Civilian hackers who cause death or damage to property could be legitimate targets for conventional weapons, according to the first international 'handbook' on cyber warfare.
In further proof that cyber warfare is not science fiction, but a fact of modern life, Nato has released a 'handbook' to try and codify how international law applies to state-sponsored hacking, and its role in future wars.
The Tallinn manual advises that cyber-attacks must not be targeted at hospitals, dams and nuclear power stations "even when they are military objectives".
It includes provisions allowing states to respond with conventional weapons to a cyber attack by another state that causes death or significant damage to property.
Attacks designed to spread terror are also forbidden under its guidelines.
But it also says that "hacktivists" who lead or participate in cyber attacks during conflict can be targeted. Even though such hackers are technically civilians they may still be legitimate targets, the manual says:
The key is whether civilains engage in "an act of direct participation in hostilities", in a similar way to non-military civilian fighters using conventional weapons in a legitimate conflict.

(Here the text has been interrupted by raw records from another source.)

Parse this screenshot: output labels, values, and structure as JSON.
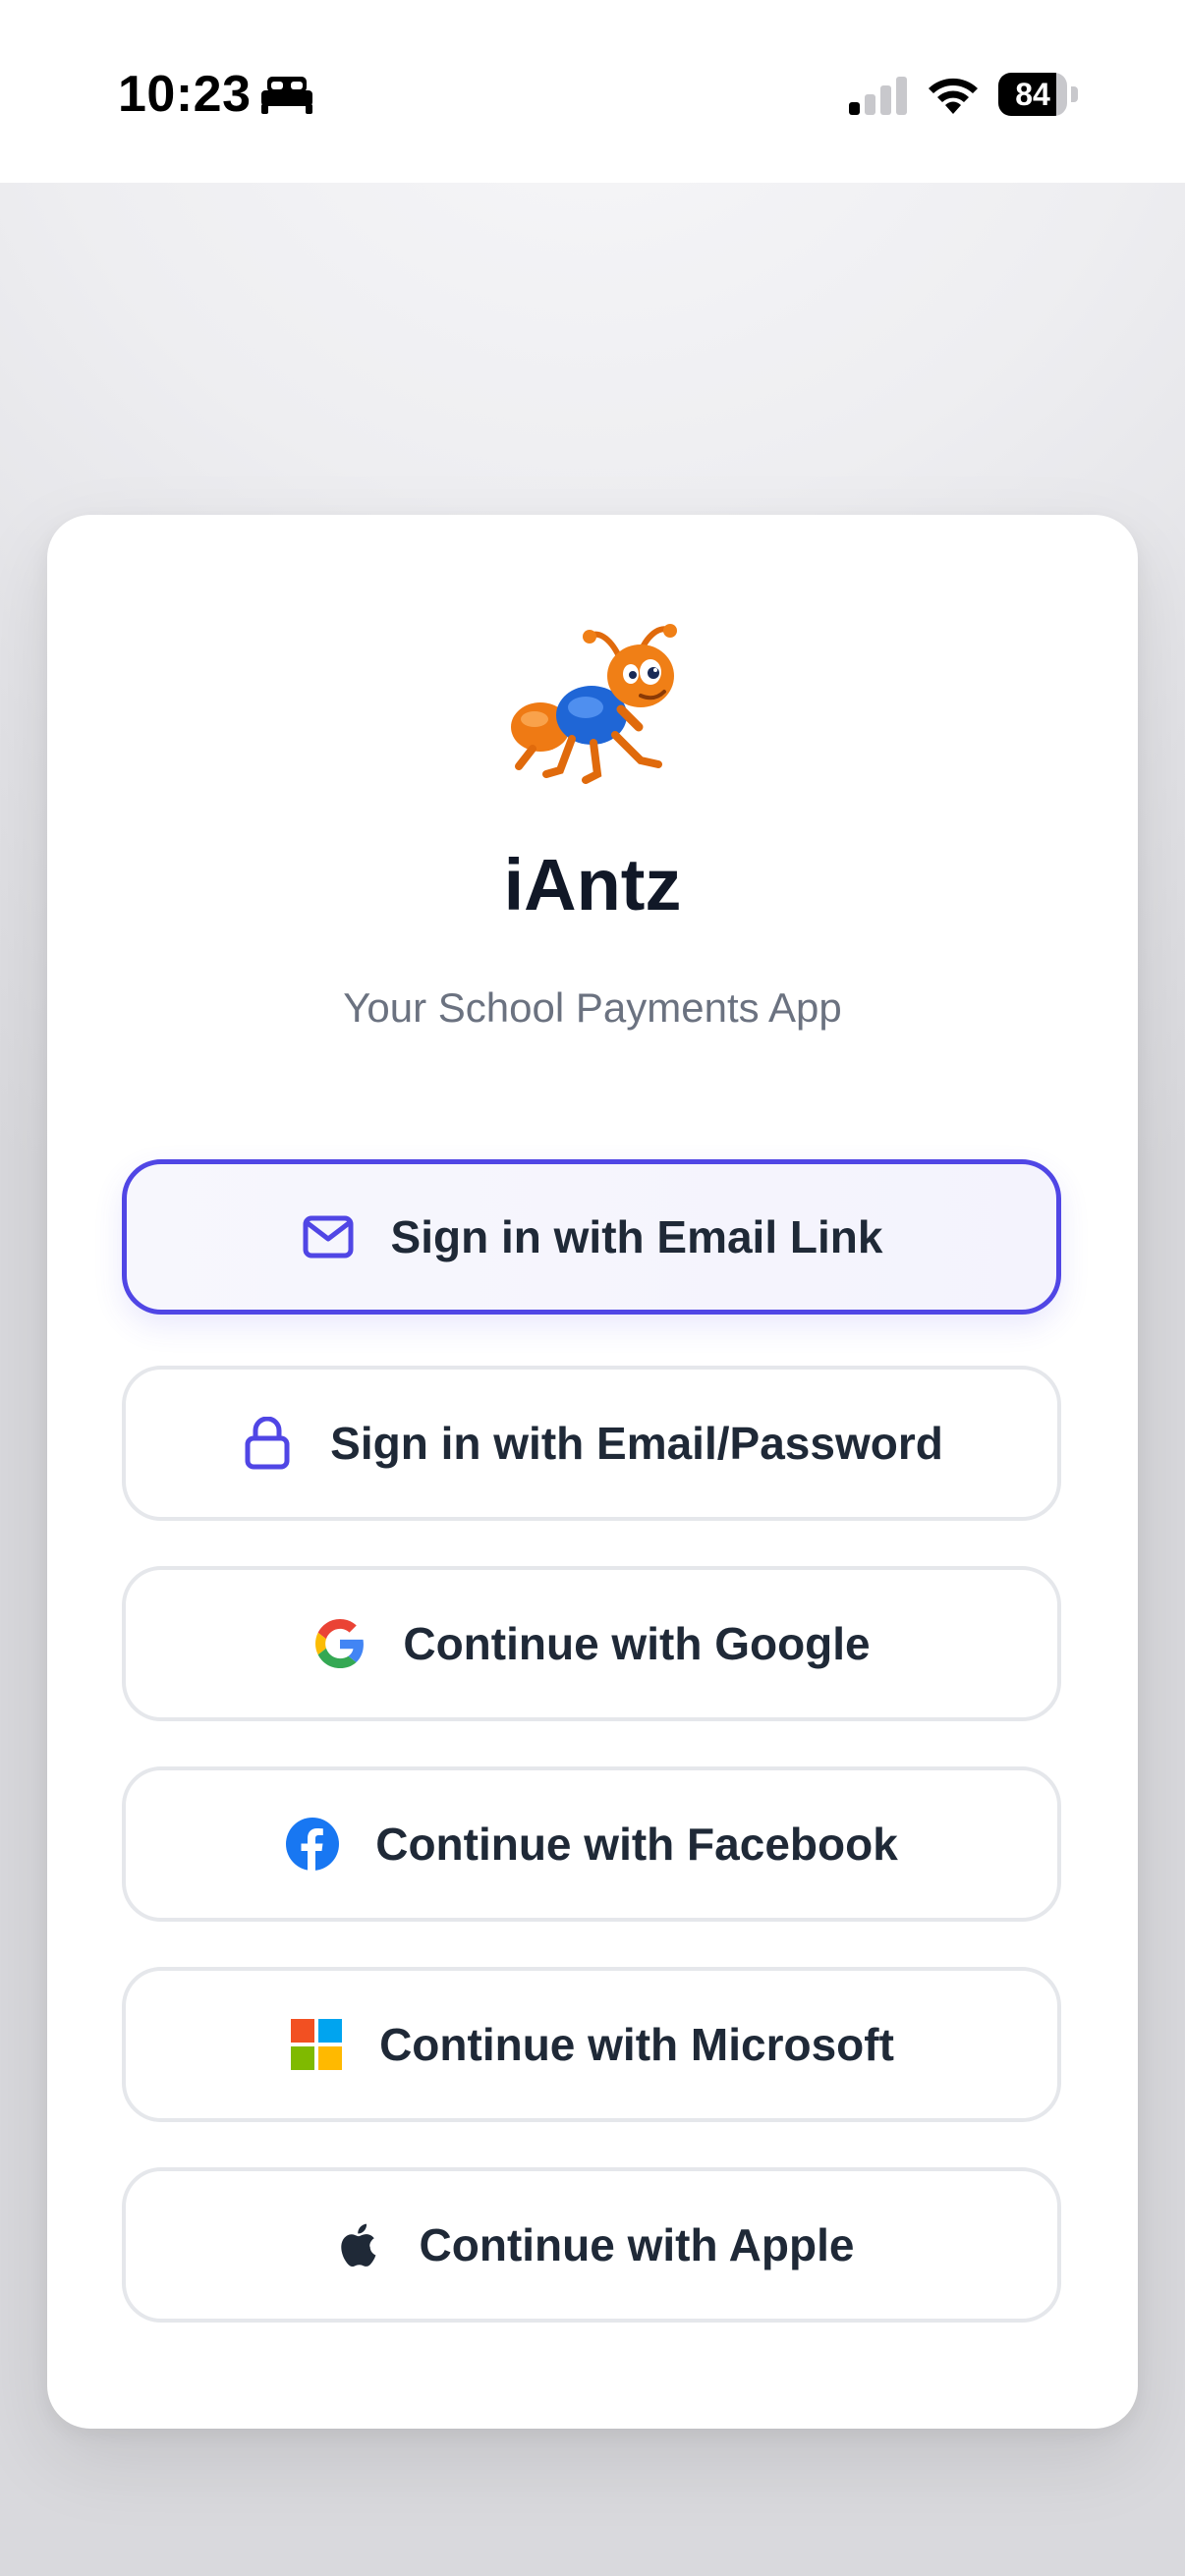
{
  "status_bar": {
    "time": "10:23",
    "battery": "84",
    "icons": [
      "sleep-focus-icon",
      "cellular-signal-icon",
      "wifi-icon",
      "battery-icon"
    ]
  },
  "app": {
    "title": "iAntz",
    "subtitle": "Your School Payments App",
    "logo": "ant-mascot-logo"
  },
  "sign_in_options": [
    {
      "label": "Sign in with Email Link",
      "icon": "mail-icon",
      "primary": true
    },
    {
      "label": "Sign in with Email/Password",
      "icon": "lock-icon"
    },
    {
      "label": "Continue with Google",
      "icon": "google-icon"
    },
    {
      "label": "Continue with Facebook",
      "icon": "facebook-icon"
    },
    {
      "label": "Continue with Microsoft",
      "icon": "microsoft-icon"
    },
    {
      "label": "Continue with Apple",
      "icon": "apple-icon"
    }
  ],
  "colors": {
    "accent": "#5046e5",
    "title": "#111827",
    "subtitle": "#6b7280",
    "facebook": "#1877f2",
    "microsoft_red": "#f25022",
    "microsoft_green": "#7fba00",
    "microsoft_blue": "#00a4ef",
    "microsoft_yellow": "#ffb900"
  }
}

But experts were divided on exactly when such a hacker might be a target.
Page 103 of the manual says:
"Consider the example of an individual hacktivist who has, over the course of one month, conducted seven cyber attacks against the enemy's command and control system. By the first view the hacktivist was only targetable while conducting each attack. By the second he was targetable for the entire month. Moreover in the absence of a clear indication that the hacktivist was no longer engaging in such attacks, he or she would have remained targetable beyond that period."

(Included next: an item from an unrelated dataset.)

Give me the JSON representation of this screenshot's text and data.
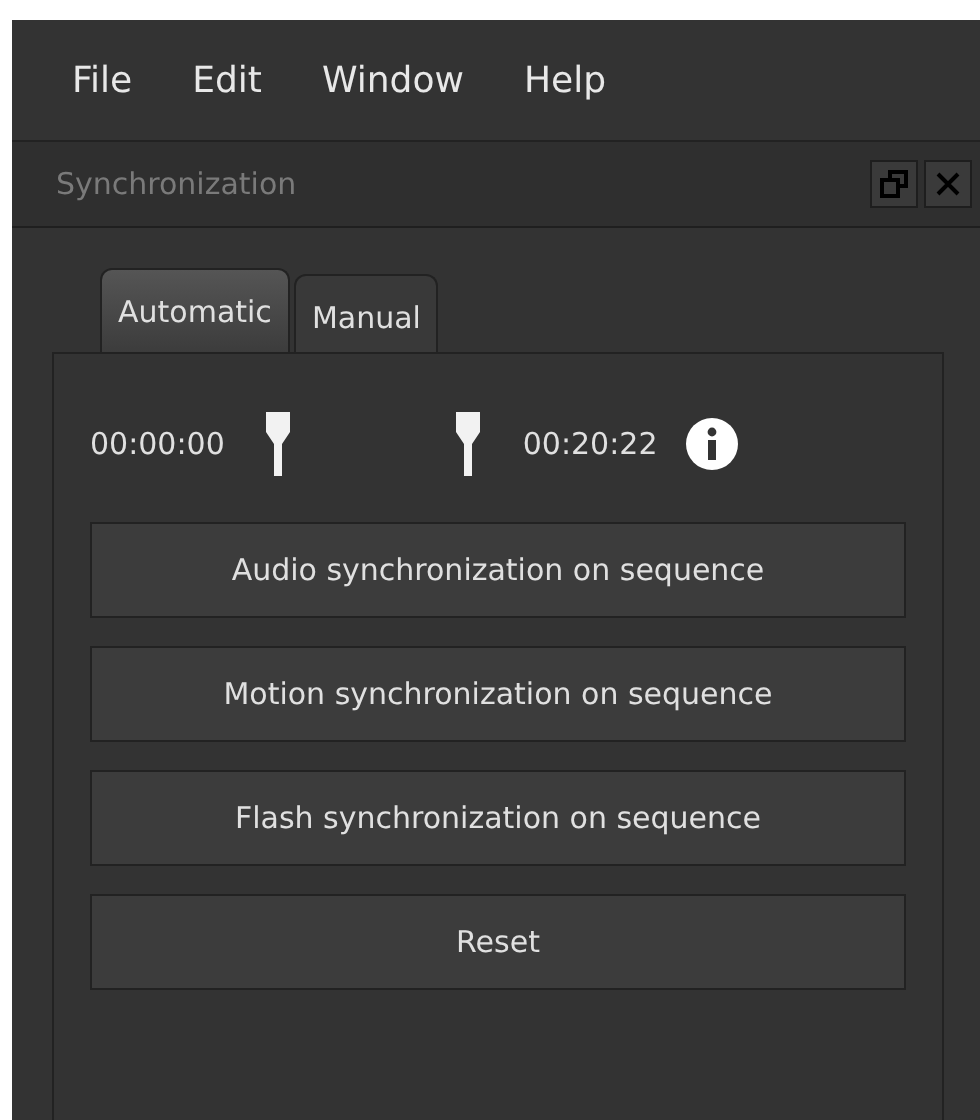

It defines a 'Hacktivist' as:
A private citizen who on his or her own initiative engages in hacking for, inter alia, ideological, political, religious, or patriotic reasons.
The manual is not an official Nato document, and according to experts there is still no wide consensus on many aspects of how the law applies to online attacks.

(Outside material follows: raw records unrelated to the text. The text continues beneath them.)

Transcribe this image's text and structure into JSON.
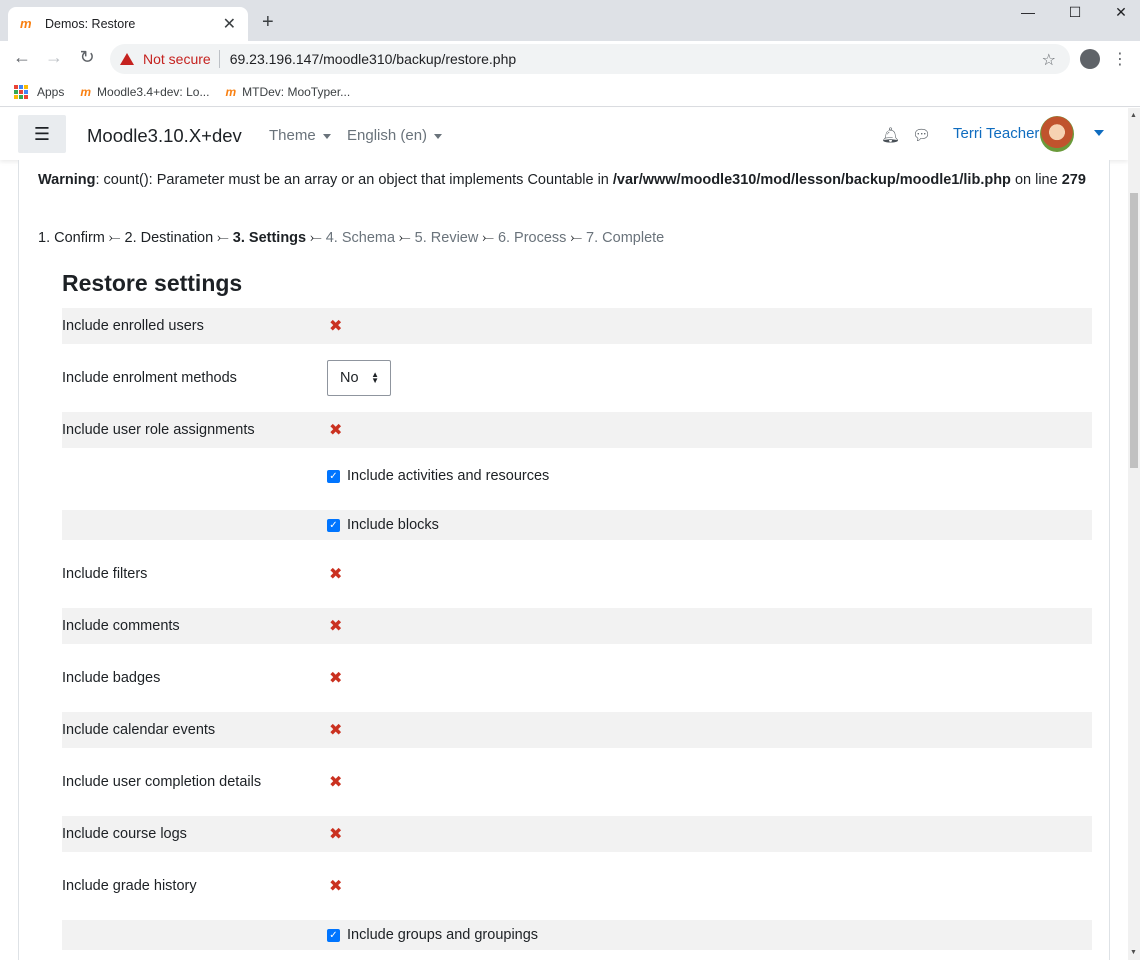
{
  "browser": {
    "tab_title": "Demos: Restore",
    "tab_favicon": "moodle-icon",
    "new_tab": "+",
    "security_label": "Not secure",
    "url": "69.23.196.147/moodle310/backup/restore.php",
    "bookmarks": [
      {
        "label": "Apps",
        "icon": "apps-grid-icon"
      },
      {
        "label": "Moodle3.4+dev: Lo...",
        "icon": "moodle-icon"
      },
      {
        "label": "MTDev: MooTyper...",
        "icon": "moodle-icon"
      }
    ]
  },
  "navbar": {
    "site_name": "Moodle3.10.X+dev",
    "menu_theme": "Theme",
    "menu_language": "English (en)",
    "user_name": "Terri Teacher",
    "accent_color": "#0f6cbf"
  },
  "warning": {
    "label": "Warning",
    "message": ": count(): Parameter must be an array or an object that implements Countable in ",
    "path": "/var/www/moodle310/mod/lesson/backup/moodle1/lib.php",
    "suffix": " on line ",
    "line": "279"
  },
  "steps": [
    {
      "label": "1. Confirm",
      "state": "done"
    },
    {
      "label": "2. Destination",
      "state": "done"
    },
    {
      "label": "3. Settings",
      "state": "current"
    },
    {
      "label": "4. Schema",
      "state": "pending"
    },
    {
      "label": "5. Review",
      "state": "pending"
    },
    {
      "label": "6. Process",
      "state": "pending"
    },
    {
      "label": "7. Complete",
      "state": "pending"
    }
  ],
  "restore": {
    "heading": "Restore settings",
    "rows": {
      "enrolled_users": {
        "label": "Include enrolled users"
      },
      "enrolment_methods": {
        "label": "Include enrolment methods",
        "value": "No"
      },
      "role_assignments": {
        "label": "Include user role assignments"
      },
      "activities": {
        "label": "Include activities and resources",
        "checked": true
      },
      "blocks": {
        "label": "Include blocks",
        "checked": true
      },
      "filters": {
        "label": "Include filters"
      },
      "comments": {
        "label": "Include comments"
      },
      "badges": {
        "label": "Include badges"
      },
      "calendar": {
        "label": "Include calendar events"
      },
      "completion": {
        "label": "Include user completion details"
      },
      "logs": {
        "label": "Include course logs"
      },
      "grade_history": {
        "label": "Include grade history"
      },
      "groups": {
        "label": "Include groups and groupings",
        "checked": true
      }
    },
    "disabled_mark": "✖",
    "disabled_color": "#ca3120"
  }
}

The handbook was drawn up by Nato's Co-operative Cyber Defence Centre of Excellence, who worked with 20 lawyers, the International Committee of the Red Cross and the US Cyber Command.
The three-year project is the first full attempt to decide how international law applies to online conflict.
It was launched in 2008 after attacks on Estonia from hackers inside Russia caused damage to infrastructure.
The book includes 95 "black letter rules" detailing how states can carry out and respond to cyber attacks within the boundaries of international law.
Despite major incidents such as the Stuxnet virus which targeted alleged Iranian nuclear enrichment facilities, or the Flame virus discovered last year, the manual states that "To date, no international armed conflict has been publicly characterised as having been solely precipitated in cyberspace".